A shame for older generations to step out from the norm in Japanese society.

This brings back to the important idea of symbolism. Football is quite big in Japan but Rugby has only gain popularity over the last few years. On the other hand, baseball is the national sport and Sumo wrestling is an old traditional sport in which the fighters are highly considered in Japanese society. If huge athletes from those disciplines were starting to get and show tattoos, this might push people to change, or at least to open a bit more their perception of tattooing. 

In Kyoto, the class is finished for the teacher. As he is packing away his stuff and getting ready to leave his classroom to go home, Yusuke is thinking a bit more. He does not really mind about the rules of the school since his tattoo will not be visible but he’s kind of worrying about his parents and some of his friends’ reaction. “I haven’t told them and I think I will not” says Yusuke, “my family will be very disappointed”. 

Japan is a shame-driven society.

Yusuke

Japan relays on a normed and collective society in which the will to set away can be perceived in a very negative way. Since getting a tattoo is somehow a very personal way to step away from the other people, the risk is to end up marginalized. Yusuke explains that Japan is a “shame driven society” and “many people will think this is a shame” to have a tattoo and to step out of the norm. They will even claim that the tattoo discrimination is “fair”. A recurrent reaction observed with older generations and especially “people from my grandma’s generation” says Yusuke.

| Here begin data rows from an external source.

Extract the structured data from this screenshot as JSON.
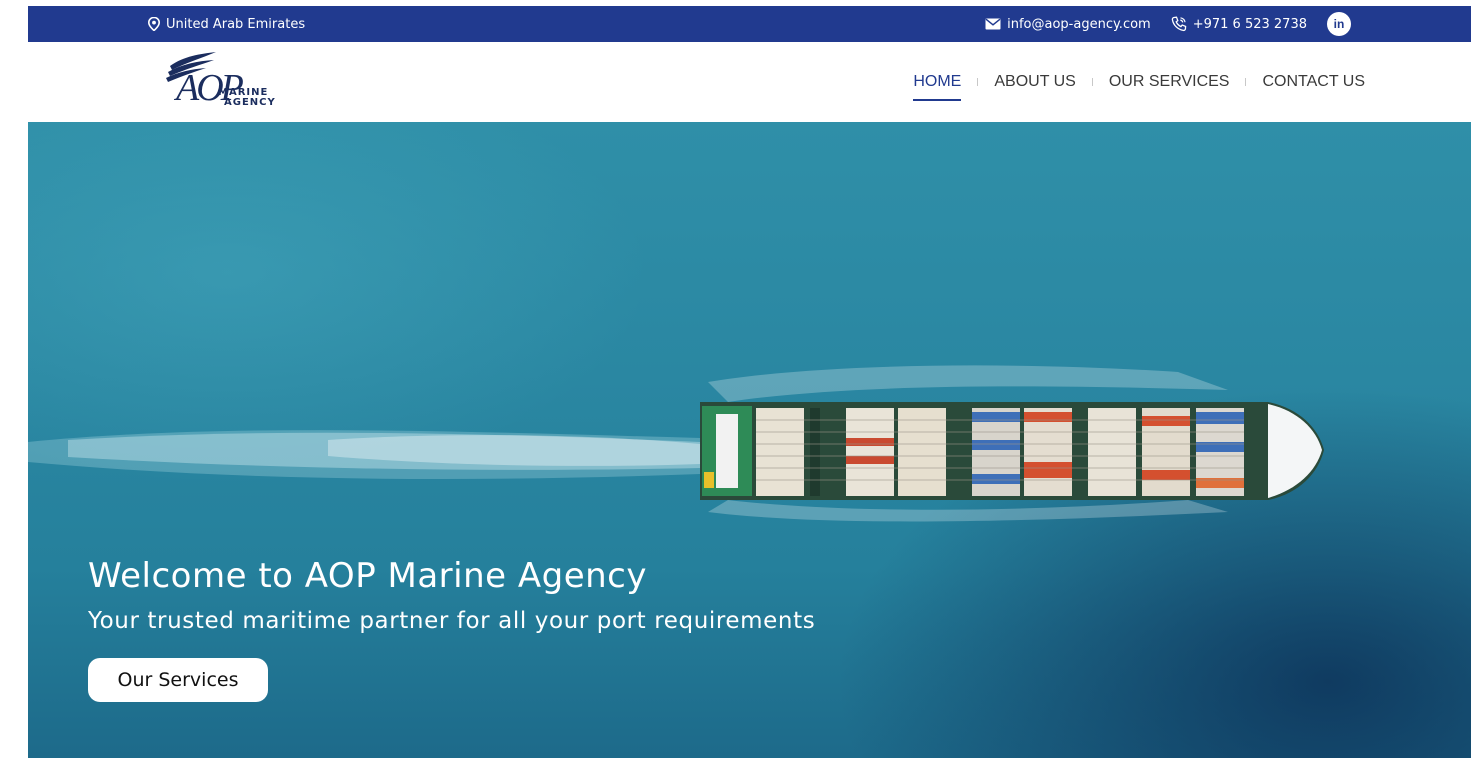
{
  "topbar": {
    "location": "United Arab Emirates",
    "email": "info@aop-agency.com",
    "phone": "+971 6 523 2738",
    "social_label": "in"
  },
  "logo": {
    "brand": "AOP",
    "line1": "MARINE",
    "line2": "AGENCY"
  },
  "nav": {
    "items": [
      {
        "label": "HOME",
        "active": true
      },
      {
        "label": "ABOUT US",
        "active": false
      },
      {
        "label": "OUR SERVICES",
        "active": false
      },
      {
        "label": "CONTACT US",
        "active": false
      }
    ]
  },
  "hero": {
    "title": "Welcome to AOP Marine Agency",
    "subtitle": "Your trusted maritime partner for all your port requirements",
    "button_label": "Our Services"
  },
  "colors": {
    "primary": "#213a8f",
    "sea": "#2a87a2",
    "logo": "#1b2d5e"
  },
  "icons": {
    "location": "map-pin-icon",
    "email": "envelope-icon",
    "phone": "phone-icon",
    "social": "linkedin-icon"
  }
}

This negative view, especially in older generations mind might also come from a more traditional mindset. Tattooing may have a bad symbolic because of the “body modification” itself. Basically, people who get tattooed “mess with the body offered by their parents” says Dr. Hood and this can be another reason for the bad symbolic of tattoos in people’s minds. What your parents give you is kind of considered as sacred here and shouldn’t be altered. This issue with the older generation seems to be important as the next generation might start reproducing the same anti-tattooing behaviour on their children. If so, tattooing in Japan might stay stuck in this kind of vicious circle for a while.

Yusuke’s finally back home. He’s been thinking a lot today about his decision of getting a tattoo. But he’s not gonna change his mind. Despite all the social issues that tattooed people may face here in Japan, he’s made his choice, and he’s also very positive about seeing a change over the next few years thanks to the Rugby Worldcup and Olympics.